In the satire, Lily mocked plastic surgery, pushy agents and flashy music videos — among other things: “I won’t be bragging about my cars or talking about my chains / don’t need to shake my a** for you, because I’ve got a brain.”
Despite her criticisms (and her critics), the mother-of-two said she couldn’t feel happier with her place in life.
“I feel very lucky. I couldn’t ask for much more really. And actually, I’m not really asking for much more. I’m not trying to take on the world here,” said Lily of the acclaim for her “much-anticipated comeback” in 2013. “I don’t want to be Rihanna. I want to sell some records, sell some tickets to my shows and live my life.”
Still, Lily admits she hasn’t always felt so content.

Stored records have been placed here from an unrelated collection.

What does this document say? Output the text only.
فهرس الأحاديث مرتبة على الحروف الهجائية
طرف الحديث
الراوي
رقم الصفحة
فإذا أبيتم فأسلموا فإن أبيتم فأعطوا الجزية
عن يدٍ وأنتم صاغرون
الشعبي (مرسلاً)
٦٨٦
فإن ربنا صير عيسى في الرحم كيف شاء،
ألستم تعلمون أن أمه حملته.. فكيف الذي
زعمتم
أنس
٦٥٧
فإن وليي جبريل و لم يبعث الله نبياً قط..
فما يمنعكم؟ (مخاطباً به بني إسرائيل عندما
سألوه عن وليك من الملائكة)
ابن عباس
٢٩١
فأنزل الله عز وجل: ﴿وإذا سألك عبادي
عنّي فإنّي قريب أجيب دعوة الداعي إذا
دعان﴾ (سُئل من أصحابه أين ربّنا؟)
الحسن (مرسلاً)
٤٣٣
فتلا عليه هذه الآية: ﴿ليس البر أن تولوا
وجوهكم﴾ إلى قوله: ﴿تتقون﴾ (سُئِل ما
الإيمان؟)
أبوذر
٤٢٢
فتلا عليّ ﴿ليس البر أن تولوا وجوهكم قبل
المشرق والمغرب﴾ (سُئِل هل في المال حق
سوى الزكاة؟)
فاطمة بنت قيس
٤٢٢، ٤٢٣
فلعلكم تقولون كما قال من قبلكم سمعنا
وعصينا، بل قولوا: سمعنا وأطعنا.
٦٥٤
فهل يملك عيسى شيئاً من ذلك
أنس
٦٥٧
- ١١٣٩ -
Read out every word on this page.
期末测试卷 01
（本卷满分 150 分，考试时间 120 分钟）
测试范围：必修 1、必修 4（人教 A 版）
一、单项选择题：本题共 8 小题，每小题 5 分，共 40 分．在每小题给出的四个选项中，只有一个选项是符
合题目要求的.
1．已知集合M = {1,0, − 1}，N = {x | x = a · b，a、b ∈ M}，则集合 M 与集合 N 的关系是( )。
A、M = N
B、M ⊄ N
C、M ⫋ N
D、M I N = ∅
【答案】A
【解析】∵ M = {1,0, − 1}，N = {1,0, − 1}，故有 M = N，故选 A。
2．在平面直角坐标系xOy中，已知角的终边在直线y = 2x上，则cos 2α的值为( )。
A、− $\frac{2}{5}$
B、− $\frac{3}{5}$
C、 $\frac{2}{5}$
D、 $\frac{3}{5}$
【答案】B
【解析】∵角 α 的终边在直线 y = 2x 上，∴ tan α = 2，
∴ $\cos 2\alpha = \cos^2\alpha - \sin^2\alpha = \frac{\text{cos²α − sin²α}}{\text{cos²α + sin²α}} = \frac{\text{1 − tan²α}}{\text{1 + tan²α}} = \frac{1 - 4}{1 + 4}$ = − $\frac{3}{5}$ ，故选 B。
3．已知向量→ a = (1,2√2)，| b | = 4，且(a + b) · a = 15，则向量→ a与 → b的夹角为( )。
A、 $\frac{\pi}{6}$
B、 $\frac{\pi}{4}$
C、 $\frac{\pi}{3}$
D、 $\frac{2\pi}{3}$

“I thought the people in that showbiz circle were my friends, but almost the second I got pregnant and I wasn’t able to go out and party, they were suddenly quite nasty,” said Lily, who had her first mainstream hit with “Smile” in 2006. “There’s a way that those people survive, and it’s not by being nice. The way they make themselves feel powerful is to ostracize other people.”
Lily’s likely also found strength through her personal tragedies, which included a miscarriage in 2008 and a stillbirth in 2010. She’s previously spoken about spending three weeks in a psychiatric clinic after the first loss.
“Actually, it was quite nice being in there,” she told Marie Claire in 2009. “No one could get to me; no one knew I was there.”